Sauf que les temps ont changé. Les tours de Griffintown ont poussé un peu partout autour de la Fonderie. De nouveaux centres d'art privés ont vu le jour dans le coin, comme DHC, le Centre Phi et le 1700 La Poste qui vivent de la générosité de leurs mécènes. Caroline, elle, ne peut pas compter sur une fortune familiale pour faire rouler la Fonderie et ses 35 000 pieds carrés. Le CALQ lui accorde moins de 100 000 $ par an pour ses expos et ses 12 ateliers. Le Conseil des arts de Montréal lui donne un maigre 20 000 $ par an. Bref, elle doit déployer des trésors d'ingéniosité pour arriver à boucler le budget de la Fonderie.

«Mon rêve serait de faire de la Fonderie une authentique petite villa Médicis où les artistes seraient payés pour créer et n'auraient pas d'autres soucis que leur création, mais on n'y est pas encore.»

En attendant de voir son rêve de villa Médicis se réaliser, Caroline a réussi à obtenir de la Ville, une fois de plus, la fermeture de la rue devant la Fonderie pour l'été. Des tables à pique-nique ont été installées sur cette place publique éphémère où les gens du coin viennent faire un tour le soir. Elle a aussi fait appel au Collectif Acapulco de Chicoutimi pour qu'il y installe une oeuvre. Le hic, c'est que l'installation de sept mètres de hauteur coûte 25 000$ à produire et à installer. Faute de fonds, Caroline a lancé une campagne Indiegogo de collecte de fonds en ligne.

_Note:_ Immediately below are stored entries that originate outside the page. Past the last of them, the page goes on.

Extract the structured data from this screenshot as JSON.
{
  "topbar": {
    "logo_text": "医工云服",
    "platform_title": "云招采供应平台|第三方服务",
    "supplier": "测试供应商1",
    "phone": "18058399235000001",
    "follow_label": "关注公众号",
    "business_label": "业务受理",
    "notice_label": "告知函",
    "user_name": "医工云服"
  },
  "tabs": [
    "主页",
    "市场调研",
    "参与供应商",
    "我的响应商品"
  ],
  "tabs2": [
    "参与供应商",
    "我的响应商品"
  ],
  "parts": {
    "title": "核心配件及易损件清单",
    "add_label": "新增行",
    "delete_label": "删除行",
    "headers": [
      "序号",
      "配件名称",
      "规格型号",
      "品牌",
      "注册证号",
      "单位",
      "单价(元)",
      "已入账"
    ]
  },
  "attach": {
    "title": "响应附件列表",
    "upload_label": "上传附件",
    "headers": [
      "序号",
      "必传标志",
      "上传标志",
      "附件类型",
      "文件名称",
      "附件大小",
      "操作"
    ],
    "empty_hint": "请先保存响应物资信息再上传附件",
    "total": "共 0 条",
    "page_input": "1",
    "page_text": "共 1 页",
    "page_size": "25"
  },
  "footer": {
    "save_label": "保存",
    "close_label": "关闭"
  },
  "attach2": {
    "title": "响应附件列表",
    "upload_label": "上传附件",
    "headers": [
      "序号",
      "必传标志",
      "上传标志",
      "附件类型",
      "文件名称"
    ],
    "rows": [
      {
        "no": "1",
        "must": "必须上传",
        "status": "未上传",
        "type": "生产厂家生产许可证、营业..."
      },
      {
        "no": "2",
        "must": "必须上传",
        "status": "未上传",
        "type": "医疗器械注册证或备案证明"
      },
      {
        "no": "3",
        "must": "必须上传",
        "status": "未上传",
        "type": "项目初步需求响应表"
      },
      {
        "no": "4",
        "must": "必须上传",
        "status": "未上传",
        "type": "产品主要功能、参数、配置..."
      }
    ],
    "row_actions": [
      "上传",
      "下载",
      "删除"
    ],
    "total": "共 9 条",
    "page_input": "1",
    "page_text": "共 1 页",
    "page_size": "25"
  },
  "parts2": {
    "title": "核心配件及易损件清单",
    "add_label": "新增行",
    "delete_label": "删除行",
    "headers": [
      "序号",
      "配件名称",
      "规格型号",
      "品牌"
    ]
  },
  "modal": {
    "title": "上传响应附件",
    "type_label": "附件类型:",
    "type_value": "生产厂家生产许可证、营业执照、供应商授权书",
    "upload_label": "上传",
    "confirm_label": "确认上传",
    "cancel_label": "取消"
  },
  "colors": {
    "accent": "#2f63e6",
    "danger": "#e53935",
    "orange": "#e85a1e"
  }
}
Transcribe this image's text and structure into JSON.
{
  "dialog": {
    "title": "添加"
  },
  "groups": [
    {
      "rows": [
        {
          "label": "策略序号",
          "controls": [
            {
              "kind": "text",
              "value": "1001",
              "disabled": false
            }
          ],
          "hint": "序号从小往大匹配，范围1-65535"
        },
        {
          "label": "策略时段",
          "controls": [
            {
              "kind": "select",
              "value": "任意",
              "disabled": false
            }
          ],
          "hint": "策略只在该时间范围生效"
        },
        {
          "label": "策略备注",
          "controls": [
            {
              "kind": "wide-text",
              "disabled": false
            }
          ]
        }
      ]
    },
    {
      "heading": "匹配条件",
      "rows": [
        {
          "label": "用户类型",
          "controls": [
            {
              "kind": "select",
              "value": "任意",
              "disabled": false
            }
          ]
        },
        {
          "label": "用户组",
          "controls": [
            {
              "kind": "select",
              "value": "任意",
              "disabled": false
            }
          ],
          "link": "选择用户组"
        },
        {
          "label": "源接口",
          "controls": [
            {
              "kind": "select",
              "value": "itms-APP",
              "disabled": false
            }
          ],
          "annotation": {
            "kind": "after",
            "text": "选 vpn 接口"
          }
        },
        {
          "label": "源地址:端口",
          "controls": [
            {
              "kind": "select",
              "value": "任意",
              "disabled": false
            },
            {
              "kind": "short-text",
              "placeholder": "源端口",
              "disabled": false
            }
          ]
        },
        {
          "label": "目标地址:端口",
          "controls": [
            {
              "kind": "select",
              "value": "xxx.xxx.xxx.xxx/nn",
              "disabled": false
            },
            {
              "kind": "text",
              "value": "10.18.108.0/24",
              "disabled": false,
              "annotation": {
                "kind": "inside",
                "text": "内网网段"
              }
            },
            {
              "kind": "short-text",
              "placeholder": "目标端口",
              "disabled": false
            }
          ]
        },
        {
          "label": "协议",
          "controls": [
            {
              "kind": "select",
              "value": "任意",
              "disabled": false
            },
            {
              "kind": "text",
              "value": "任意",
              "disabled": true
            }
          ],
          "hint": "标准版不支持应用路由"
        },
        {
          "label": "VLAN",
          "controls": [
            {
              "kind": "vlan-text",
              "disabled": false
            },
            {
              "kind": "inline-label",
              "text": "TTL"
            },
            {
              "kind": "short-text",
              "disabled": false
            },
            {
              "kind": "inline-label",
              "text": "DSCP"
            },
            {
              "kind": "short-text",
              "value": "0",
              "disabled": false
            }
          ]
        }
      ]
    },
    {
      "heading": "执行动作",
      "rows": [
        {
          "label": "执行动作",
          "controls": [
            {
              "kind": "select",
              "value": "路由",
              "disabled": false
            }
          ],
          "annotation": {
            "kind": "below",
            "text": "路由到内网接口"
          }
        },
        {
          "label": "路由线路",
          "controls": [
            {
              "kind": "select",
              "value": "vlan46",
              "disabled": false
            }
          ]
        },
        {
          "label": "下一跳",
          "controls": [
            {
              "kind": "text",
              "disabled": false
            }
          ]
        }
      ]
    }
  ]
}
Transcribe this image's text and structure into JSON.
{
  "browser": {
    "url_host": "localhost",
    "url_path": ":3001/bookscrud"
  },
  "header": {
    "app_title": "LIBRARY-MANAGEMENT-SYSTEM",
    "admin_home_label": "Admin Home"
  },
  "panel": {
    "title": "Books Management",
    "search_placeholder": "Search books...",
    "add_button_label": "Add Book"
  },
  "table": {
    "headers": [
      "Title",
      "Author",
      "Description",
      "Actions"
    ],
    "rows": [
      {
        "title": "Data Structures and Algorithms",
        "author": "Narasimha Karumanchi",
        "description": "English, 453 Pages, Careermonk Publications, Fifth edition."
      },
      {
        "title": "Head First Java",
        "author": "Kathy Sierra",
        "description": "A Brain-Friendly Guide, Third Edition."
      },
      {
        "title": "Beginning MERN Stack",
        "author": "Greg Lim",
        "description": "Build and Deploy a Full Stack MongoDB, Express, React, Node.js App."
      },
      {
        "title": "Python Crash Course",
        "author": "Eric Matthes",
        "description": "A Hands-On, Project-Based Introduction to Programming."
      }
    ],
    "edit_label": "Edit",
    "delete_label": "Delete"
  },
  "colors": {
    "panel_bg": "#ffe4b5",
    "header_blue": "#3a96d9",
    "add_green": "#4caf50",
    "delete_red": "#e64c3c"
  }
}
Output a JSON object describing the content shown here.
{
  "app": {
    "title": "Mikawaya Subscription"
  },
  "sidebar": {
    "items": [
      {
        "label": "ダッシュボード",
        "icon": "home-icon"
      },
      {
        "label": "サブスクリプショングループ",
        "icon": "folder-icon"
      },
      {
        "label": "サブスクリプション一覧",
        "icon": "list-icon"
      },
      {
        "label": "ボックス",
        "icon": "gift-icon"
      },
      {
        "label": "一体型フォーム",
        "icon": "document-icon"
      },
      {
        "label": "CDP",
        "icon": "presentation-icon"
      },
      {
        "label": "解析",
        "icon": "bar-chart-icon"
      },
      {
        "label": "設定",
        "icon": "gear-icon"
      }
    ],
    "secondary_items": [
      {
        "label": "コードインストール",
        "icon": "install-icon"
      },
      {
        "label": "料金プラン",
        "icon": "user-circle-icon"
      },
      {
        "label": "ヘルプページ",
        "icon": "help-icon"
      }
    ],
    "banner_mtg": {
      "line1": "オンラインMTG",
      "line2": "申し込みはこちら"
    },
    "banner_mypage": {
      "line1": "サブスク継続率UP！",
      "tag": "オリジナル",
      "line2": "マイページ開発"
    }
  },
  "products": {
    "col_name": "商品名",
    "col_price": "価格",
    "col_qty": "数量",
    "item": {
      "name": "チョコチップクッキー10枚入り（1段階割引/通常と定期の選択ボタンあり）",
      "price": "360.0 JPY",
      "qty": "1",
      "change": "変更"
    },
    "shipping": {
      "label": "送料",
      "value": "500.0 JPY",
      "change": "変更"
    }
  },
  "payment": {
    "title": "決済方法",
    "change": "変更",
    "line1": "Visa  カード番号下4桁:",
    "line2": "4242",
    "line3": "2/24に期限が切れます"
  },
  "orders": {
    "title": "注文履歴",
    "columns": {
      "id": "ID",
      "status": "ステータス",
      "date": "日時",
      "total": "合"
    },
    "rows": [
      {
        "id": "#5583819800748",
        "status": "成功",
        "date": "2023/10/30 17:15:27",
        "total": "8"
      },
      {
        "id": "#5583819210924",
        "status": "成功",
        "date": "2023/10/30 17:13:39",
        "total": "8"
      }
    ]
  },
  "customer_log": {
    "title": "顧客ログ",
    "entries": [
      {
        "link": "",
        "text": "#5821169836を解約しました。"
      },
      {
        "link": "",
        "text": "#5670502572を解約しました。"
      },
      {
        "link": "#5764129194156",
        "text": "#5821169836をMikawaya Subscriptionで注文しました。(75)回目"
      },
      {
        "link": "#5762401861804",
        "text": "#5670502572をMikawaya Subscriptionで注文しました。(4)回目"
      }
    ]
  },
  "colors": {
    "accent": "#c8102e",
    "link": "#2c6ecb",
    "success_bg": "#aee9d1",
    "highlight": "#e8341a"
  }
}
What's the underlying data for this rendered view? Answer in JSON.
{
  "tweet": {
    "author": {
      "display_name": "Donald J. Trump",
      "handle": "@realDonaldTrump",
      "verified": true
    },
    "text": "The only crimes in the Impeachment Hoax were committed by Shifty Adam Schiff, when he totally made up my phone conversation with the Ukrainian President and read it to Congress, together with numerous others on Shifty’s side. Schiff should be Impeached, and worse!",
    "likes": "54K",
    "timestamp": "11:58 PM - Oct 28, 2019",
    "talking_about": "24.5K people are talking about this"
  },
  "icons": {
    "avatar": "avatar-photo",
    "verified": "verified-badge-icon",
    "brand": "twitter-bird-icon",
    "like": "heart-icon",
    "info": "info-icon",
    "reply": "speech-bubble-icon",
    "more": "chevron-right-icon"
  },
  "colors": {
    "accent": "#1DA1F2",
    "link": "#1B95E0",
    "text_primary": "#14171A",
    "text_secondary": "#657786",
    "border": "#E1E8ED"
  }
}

Sur le site de la campagne, on peut voir Phyllis Lambert, membre du conseil d'administration de la Fonderie, inciter les gens à souscrire à ce projet à la fois communautaire et artistique. «Il faut des galeries expérimentales comme celle-ci», lance-t-elle. Aux dernières nouvelles, une cinquantaine de personnes avaient contribué à la campagne pour un total de moins de 10 000$. Ce n'est pas suffisant, mais il reste une bonne dizaine de jours pour y souscrire. Caroline voit bien qu'elle risque de ne pas atteindre le montant voulu, mais elle ne baisse pas les bras. Elle ne les a jamais baissés et ne commencera certainement pas aujourd'hui.